VPNBook’s Alexa ranking places it about the 29000th site on the entire web in terms of traffic.

That is an enormous number of daily users and probably a decent amount of ad revenue from Google Adsense. But, if we consider the amount of bandwidth it would take to run a VPN network capable of serving that many customers, it is 25x-50x the amount of ad revenue that they could possibly be bringing in.

VPNBook is operating servers in seven locations, with customer loads in the thousands of users. Their OpenVPN config files go to both a direct IP address and a domain that resolves to the same IP address, indicating that they are in-fact running fourteen individual servers to support their entire VPN network. This explains the speeds that don’t even support basic low resolution video or even audio streaming. They’ve cheaped out on the infrastructure to keep costs low.

But even the cost of these fourteen servers (seven PPTP and seven OpenVPN) far exceed the Google AdSense revenue that the site would bring in. They must have other revenue streams to be operating.

Then we have the question of ownership. VPNBook claims to be located in “Zurich Switzerland.” However, they operate no servers there, the site isn’t offered in any common Swiss languages, they don’t own a .ch domain, they don’t list a company name or address, and there is no identifying information for anyone who operates the site. The company, if there even is a legal company, could be located anywhere in the world.

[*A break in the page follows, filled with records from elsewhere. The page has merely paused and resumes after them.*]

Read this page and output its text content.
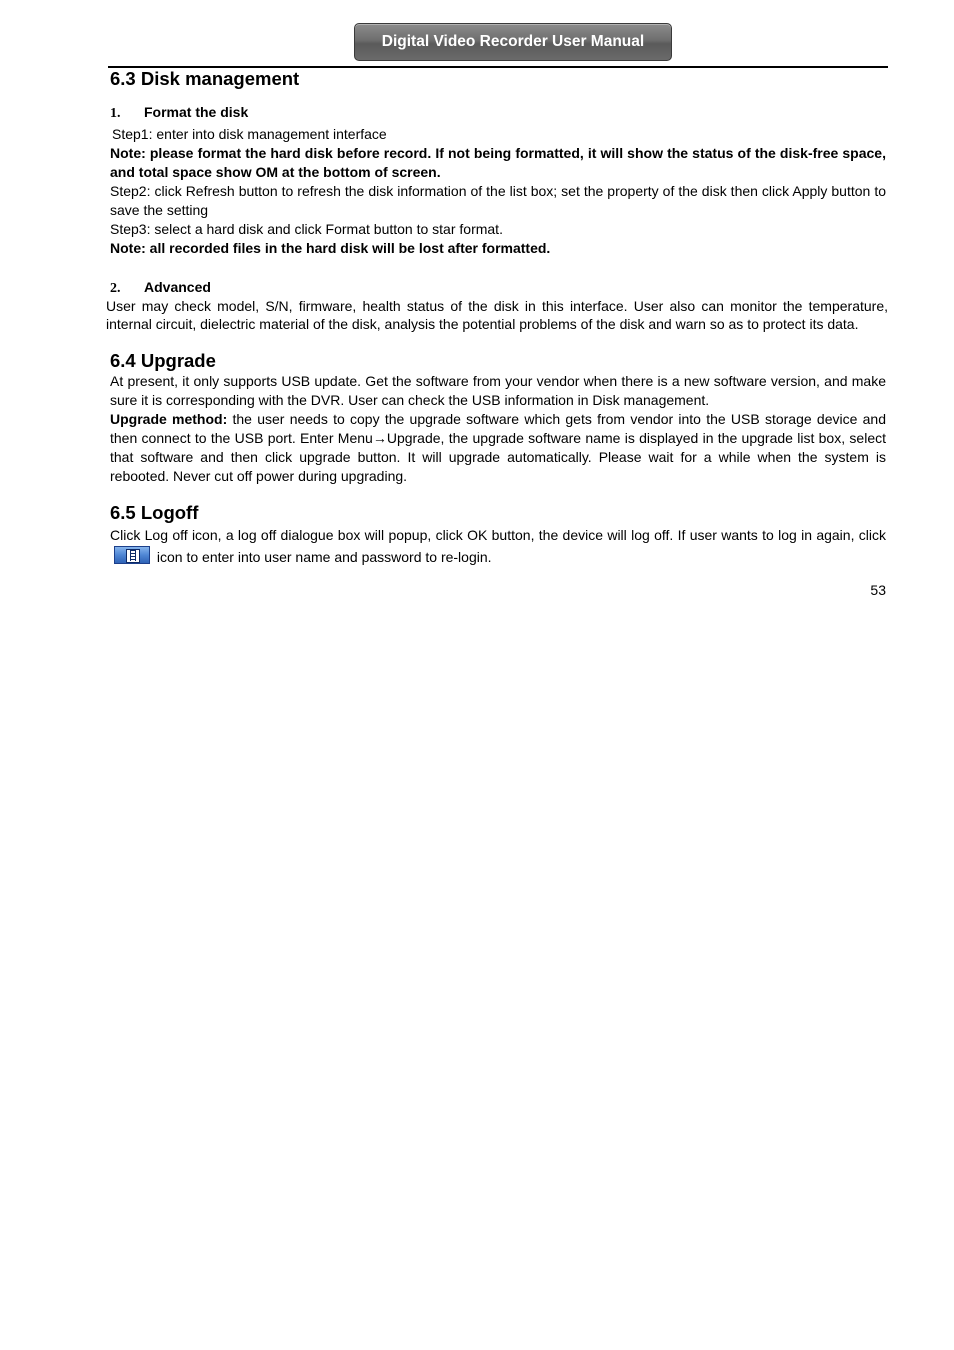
Digital Video Recorder User Manual
6.3 Disk management
1.	Format the disk

Step1: enter into disk management interface

Note: please format the hard disk before record. If not being formatted, it will show the status of the disk-free space, and total space show OM at the bottom of screen.

Step2: click Refresh button to refresh the disk information of the list box; set the property of the disk then click Apply button to save the setting

Step3: select a hard disk and click Format button to star format.

Note: all recorded files in the hard disk will be lost after formatted.

2.	Advanced

User may check model, S/N, firmware, health status of the disk in this interface. User also can monitor the temperature, internal circuit, dielectric material of the disk, analysis the potential problems of the disk and warn so as to protect its data.

6.4 Upgrade

At present, it only supports USB update. Get the software from your vendor when there is a new software version, and make sure it is corresponding with the DVR. User can check the USB information in Disk management.

Upgrade method: the user needs to copy the upgrade software which gets from vendor into the USB storage device and then connect to the USB port. Enter Menu→Upgrade, the upgrade software name is displayed in the upgrade list box, select that software and then click upgrade button. It will upgrade automatically. Please wait for a while when the system is rebooted. Never cut off power during upgrading.

6.5 Logoff

Click Log off icon, a log off dialogue box will popup, click OK button, the device will log off. If user wants to log in again, click icon to enter into user name and password to re-login.

53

Before Google updated AdWords and AdSense to be more private, a review site dug up some information on the advertising account that VPNBook uses, and it was registered to a “Vannet Technology” in British Columbia.

Let’s take a look at the Vannet Technology address through streetview:

It’s a non-existent address that would lie between a Dollar Tree and a Home Hardware.

That site review was old, so perhaps their address moved? I searched for registered businesses named “Vannet Technology” in British Columbia, and got a single result:

An address in Vancouver, and it’s only a partial name match. Let’s see if this looks like it on StreetView:

I suppose you could have servers in there. Let’s take a look around back:

Nope. It looks like a basic warehouse. No servers or VPN techs here.

The entire venture is questionable. The company claims to be Swiss but has no proof, not even a company name. The only business lead is years old and leads to two dead-ends in Canada. Their budget doesn’t add up and the operators of the service are anonymous and therefore have zero liability toward nor zero incentive for loyalty toward their users.